Prove (b^m)^(1/n) =(b^p)^(1/q) when (m/n)=(p/q) and hence prove b^(r+s)=b^r*b^s where r,s are rationals.
my working. (b^m)^(1/n)=b^(m/n)=b^(p/q)=(b^p)^(1/q).
If by that, you mean your working in the first post, then the proof is not right. In the second equality, you claim b^(m/n) = b^(p/q). But that is precisely what you have to prove! You cannot assume that!
Anyway, the second part of the problem is proved by the same method. Assume r = m/n and s = p/q, then define x and y such that b^m = x^n and b^p = y^q. Now try to continue the proof; I think I have given enough hints
That is what I am trying to prove. That (b^m)^1/n =(b^p)^1/q. This is surely going to be achieved by proving that (b^m)^1/n=b^(m/n). Thanks. Sorry for the confusion. I should also say b>1
The case $\displaystyle (b^m)^n = b^{mn}$ when m,n are integers is easy to prove (induction?) and that is all we will need.
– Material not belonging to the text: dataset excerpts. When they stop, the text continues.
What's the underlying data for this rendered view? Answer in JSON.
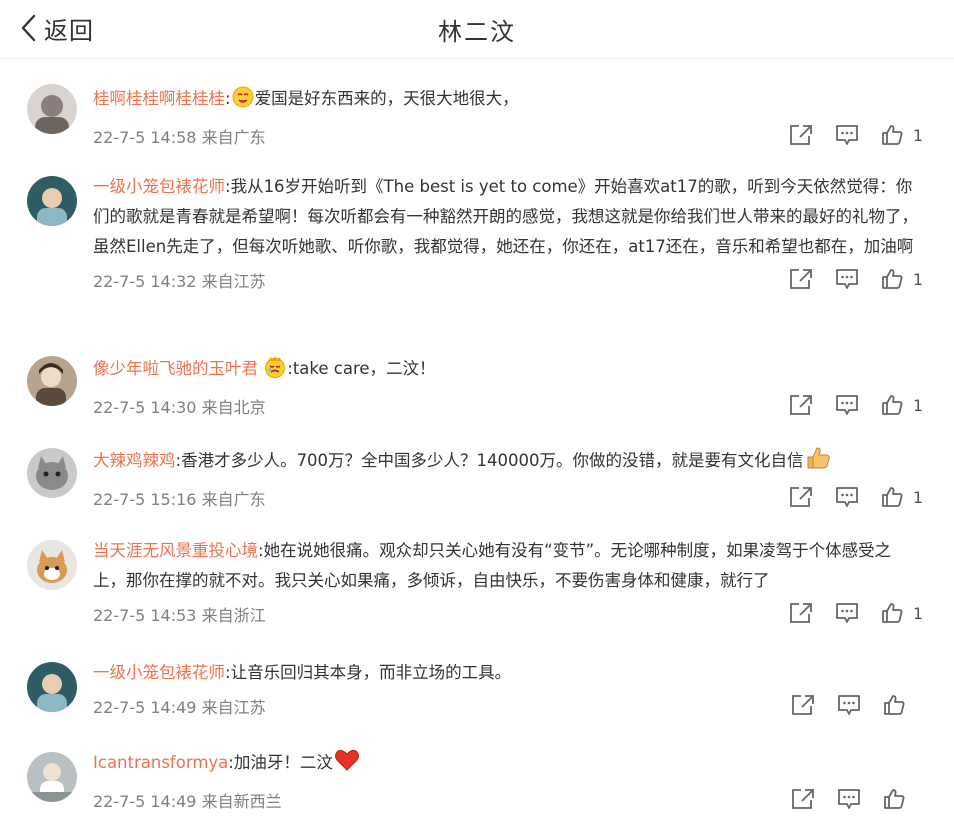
{
  "header": {
    "back_label": "返回",
    "title": "林二汶"
  },
  "comments": [
    {
      "username": "桂啊桂桂啊桂桂桂",
      "sep": ":",
      "text": "爱国是好东西来的，天很大地很大，",
      "time": "22-7-5 14:58",
      "source": "来自广东",
      "likes": "1",
      "emoji": "hug-face-icon",
      "avatar_color": "#b9b2ad"
    },
    {
      "username": "一级小笼包裱花师",
      "sep": ":",
      "text": "我从16岁开始听到《The best is yet to come》开始喜欢at17的歌，听到今天依然觉得：你们的歌就是青春就是希望啊！每次听都会有一种豁然开朗的感觉，我想这就是你给我们世人带来的最好的礼物了，虽然Ellen先走了，但每次听她歌、听你歌，我都觉得，她还在，你还在，at17还在，音乐和希望也都在，加油啊",
      "time": "22-7-5 14:32",
      "source": "来自江苏",
      "likes": "1",
      "avatar_color": "#3a6f78"
    },
    {
      "username": "像少年啦飞驰的玉叶君",
      "sep": ":",
      "text": "take care，二汶！",
      "time": "22-7-5 14:30",
      "source": "来自北京",
      "likes": "1",
      "emoji": "crying-face-icon",
      "avatar_color": "#9c8a7a"
    },
    {
      "username": "大辣鸡辣鸡",
      "sep": ":",
      "text": "香港才多少人。700万？全中国多少人？140000万。你做的没错，就是要有文化自信",
      "time": "22-7-5 15:16",
      "source": "来自广东",
      "likes": "1",
      "emoji_after": "thumbs-up-emoji-icon",
      "avatar_color": "#8f8f8f"
    },
    {
      "username": "当天涯无风景重投心境",
      "sep": ":",
      "text": "她在说她很痛。观众却只关心她有没有“变节”。无论哪种制度，如果凌驾于个体感受之上，那你在撑的就不对。我只关心如果痛，多倾诉，自由快乐，不要伤害身体和健康，就行了",
      "time": "22-7-5 14:53",
      "source": "来自浙江",
      "likes": "1",
      "avatar_color": "#c9a27a"
    },
    {
      "username": "一级小笼包裱花师",
      "sep": ":",
      "text": "让音乐回归其本身，而非立场的工具。",
      "time": "22-7-5 14:49",
      "source": "来自江苏",
      "likes": "",
      "avatar_color": "#3a6f78"
    },
    {
      "username": "Icantransformya",
      "sep": ":",
      "text": "加油牙！二汶",
      "time": "22-7-5 14:49",
      "source": "来自新西兰",
      "likes": "",
      "emoji_after": "heart-icon",
      "avatar_color": "#a8aeb0"
    }
  ],
  "colors": {
    "username": "#eb7350",
    "text": "#333333",
    "meta": "#808080",
    "icon": "#666666"
  }
}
This time I will be more explicit.
For a rational $\displaystyle r = \frac{m}{n}, n > 0$ the definition of $\displaystyle b^r = (b^m)^{\frac1{n}}$.
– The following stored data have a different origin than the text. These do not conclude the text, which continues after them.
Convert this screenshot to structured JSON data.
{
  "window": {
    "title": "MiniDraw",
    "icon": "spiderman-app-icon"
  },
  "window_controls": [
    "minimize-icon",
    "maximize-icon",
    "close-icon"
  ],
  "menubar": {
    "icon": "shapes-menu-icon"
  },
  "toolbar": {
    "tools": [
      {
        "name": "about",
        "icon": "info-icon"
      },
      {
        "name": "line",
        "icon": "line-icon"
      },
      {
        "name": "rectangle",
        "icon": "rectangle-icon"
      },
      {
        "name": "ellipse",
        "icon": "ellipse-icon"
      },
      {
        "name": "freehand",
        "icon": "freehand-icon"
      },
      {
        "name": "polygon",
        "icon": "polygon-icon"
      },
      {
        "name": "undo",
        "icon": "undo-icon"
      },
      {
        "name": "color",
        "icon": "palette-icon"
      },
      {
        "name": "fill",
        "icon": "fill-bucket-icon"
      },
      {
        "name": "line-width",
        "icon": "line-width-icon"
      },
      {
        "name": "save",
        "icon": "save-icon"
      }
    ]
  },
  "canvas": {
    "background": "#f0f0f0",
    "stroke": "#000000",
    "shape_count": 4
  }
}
[Note:Just writing the above definition assumes that you have proved the existence and uniqueness of nth root of a positive real number. My first post in this thread is the outline of the proof that $\displaystyle b^r $ is well defined!]
Now to prove that for two rationals $\displaystyle r,s, b^r.b^s = b^{r+s}$, we have to assume $\displaystyle r = \frac{m}{n}, s = \frac{p}{q}, n,q > 0$ and show that
$\displaystyle (b^m)^{\frac1{n}}.(b^p)^{\frac1{q}} = (b^{mq + np})^{\frac1{nq}}$
So to prove the above statement define x and y so that:
$\displaystyle x = (b^m)^{\frac1{n}}, y = (b^p)^{\frac1{q}} z = (b^{mq + np})^{\frac1{nq}} \implies x^n = b^m, y^q = b^p, z^{nq} = b^{mq + np}$
Claim: $\displaystyle xy =z$
Proof:
Notice that $\displaystyle (xy)^{nq} = (x^n) ^q (y^q)^n = (b^m)^q (b^p)^n = b^{mq}b^{np}= b^{mq + np} = z^{nq}$
Thus $\displaystyle (xy)^{nq} = z^{nq}$. Since $\displaystyle nq$ is positive and there is a result that says mth root of a positive real number is unique for a natural number 'm'.
We can take nq-th root on both sides and obtain $\displaystyle xy = z$